AI-driven tools such as chatbots and virtual assistants can be utilized across platforms for uniform, omni-channel communication. This ensures the borrower’s experience is consistent and unified. Some advanced AI chatbots can go so far as to analyze and mimic the tone of the borrower’s communication style for higher relatability and effectiveness.
In addition to customizing communication, AI and ML can improve the overall effectiveness of debt recovery in the following ways:
AI-driven data analytics allows collections systems to leverage real-time cash flow data to generate precise insights on their financial wellbeing. Based on this, it identifies borrowers with risk factors such as low balance and other upcoming dues. As a result, lenders can allocate collections resources more effectively, bring down costs, and see an improvement in their Collections Effectiveness Index (CEI) i.e.a measure of the amount collected during a specific period of time against the amount of total receivables during that same period.

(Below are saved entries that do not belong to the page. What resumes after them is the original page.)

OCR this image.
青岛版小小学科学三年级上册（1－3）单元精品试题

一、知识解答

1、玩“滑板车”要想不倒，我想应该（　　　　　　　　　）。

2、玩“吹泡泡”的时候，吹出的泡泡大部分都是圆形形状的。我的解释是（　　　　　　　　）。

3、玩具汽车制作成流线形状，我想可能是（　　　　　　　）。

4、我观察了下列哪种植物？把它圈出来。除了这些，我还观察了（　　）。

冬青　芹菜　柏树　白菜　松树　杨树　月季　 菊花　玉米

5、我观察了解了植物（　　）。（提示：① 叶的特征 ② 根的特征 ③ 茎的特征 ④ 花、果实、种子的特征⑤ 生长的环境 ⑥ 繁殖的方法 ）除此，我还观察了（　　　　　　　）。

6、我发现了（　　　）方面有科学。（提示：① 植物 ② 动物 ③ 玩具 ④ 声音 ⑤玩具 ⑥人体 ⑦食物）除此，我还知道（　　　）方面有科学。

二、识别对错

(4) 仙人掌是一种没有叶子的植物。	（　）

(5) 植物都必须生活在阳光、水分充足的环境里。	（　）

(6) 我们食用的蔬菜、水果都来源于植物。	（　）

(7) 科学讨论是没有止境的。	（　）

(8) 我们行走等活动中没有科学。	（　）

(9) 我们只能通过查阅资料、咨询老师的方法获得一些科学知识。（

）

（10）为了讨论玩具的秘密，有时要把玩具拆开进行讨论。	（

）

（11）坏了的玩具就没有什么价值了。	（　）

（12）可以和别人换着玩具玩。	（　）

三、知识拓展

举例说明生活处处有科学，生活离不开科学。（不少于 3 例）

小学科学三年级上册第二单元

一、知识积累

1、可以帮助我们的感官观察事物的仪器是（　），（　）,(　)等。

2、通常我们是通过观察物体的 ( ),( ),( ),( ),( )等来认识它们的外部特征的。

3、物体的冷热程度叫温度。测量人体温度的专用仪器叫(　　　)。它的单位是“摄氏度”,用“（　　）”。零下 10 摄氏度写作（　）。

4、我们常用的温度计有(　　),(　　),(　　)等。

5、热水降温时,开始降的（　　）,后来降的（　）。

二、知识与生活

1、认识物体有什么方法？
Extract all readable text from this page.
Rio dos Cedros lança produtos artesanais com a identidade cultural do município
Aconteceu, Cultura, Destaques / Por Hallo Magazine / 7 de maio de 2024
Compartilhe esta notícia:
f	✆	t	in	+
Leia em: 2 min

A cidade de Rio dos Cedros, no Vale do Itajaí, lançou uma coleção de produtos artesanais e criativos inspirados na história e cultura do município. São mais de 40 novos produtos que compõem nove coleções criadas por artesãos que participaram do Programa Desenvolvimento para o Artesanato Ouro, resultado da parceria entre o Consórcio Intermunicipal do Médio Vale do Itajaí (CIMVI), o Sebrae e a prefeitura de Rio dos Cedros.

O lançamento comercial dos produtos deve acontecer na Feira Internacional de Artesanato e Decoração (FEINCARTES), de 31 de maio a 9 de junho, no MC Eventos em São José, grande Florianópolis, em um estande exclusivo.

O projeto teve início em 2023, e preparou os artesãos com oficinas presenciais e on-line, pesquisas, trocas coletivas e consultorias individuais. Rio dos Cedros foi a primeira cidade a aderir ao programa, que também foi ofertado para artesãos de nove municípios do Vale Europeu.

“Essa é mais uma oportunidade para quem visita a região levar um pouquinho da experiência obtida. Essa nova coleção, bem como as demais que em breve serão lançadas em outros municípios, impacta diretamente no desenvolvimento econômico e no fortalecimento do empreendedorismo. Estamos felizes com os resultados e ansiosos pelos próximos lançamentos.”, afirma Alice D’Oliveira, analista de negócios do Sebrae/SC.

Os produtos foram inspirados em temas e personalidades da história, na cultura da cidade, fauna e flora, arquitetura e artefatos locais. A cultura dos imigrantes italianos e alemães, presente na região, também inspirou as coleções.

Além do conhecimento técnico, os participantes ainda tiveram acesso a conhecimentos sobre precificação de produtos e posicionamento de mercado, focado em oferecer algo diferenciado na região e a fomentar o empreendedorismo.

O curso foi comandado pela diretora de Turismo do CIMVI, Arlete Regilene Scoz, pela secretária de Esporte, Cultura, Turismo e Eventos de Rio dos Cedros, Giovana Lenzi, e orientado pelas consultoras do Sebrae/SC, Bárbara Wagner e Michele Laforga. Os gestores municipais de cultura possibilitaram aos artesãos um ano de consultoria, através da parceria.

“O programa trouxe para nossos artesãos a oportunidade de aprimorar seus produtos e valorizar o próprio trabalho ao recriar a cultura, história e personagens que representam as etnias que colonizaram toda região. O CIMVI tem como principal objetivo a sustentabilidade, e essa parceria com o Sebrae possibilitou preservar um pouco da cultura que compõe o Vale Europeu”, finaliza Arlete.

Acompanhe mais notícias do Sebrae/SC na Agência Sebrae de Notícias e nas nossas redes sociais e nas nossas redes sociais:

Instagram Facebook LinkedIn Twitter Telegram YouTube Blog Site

Customer segmentation traditionally involves homogenous delinquency buckets that don’t account for individual circumstances. With data intelligence, lenders can personalize these buckets further, making sub-categories within at-risk groups. Lenders can also take a value-at-risk approach to prioritize collections from high-risk, high-balance customers.
In summary, meet people where they are, and speak to them like you would like to be spoken to. Tech-driven data analysis goes a long way in making this happen, distinguishing between borrowers in genuine financial strife and those who are wilful defaulters. At the end of the day, no one wants to be in debt - all it takes to remember that is a little empathy, kindness, and a healthy dash of data!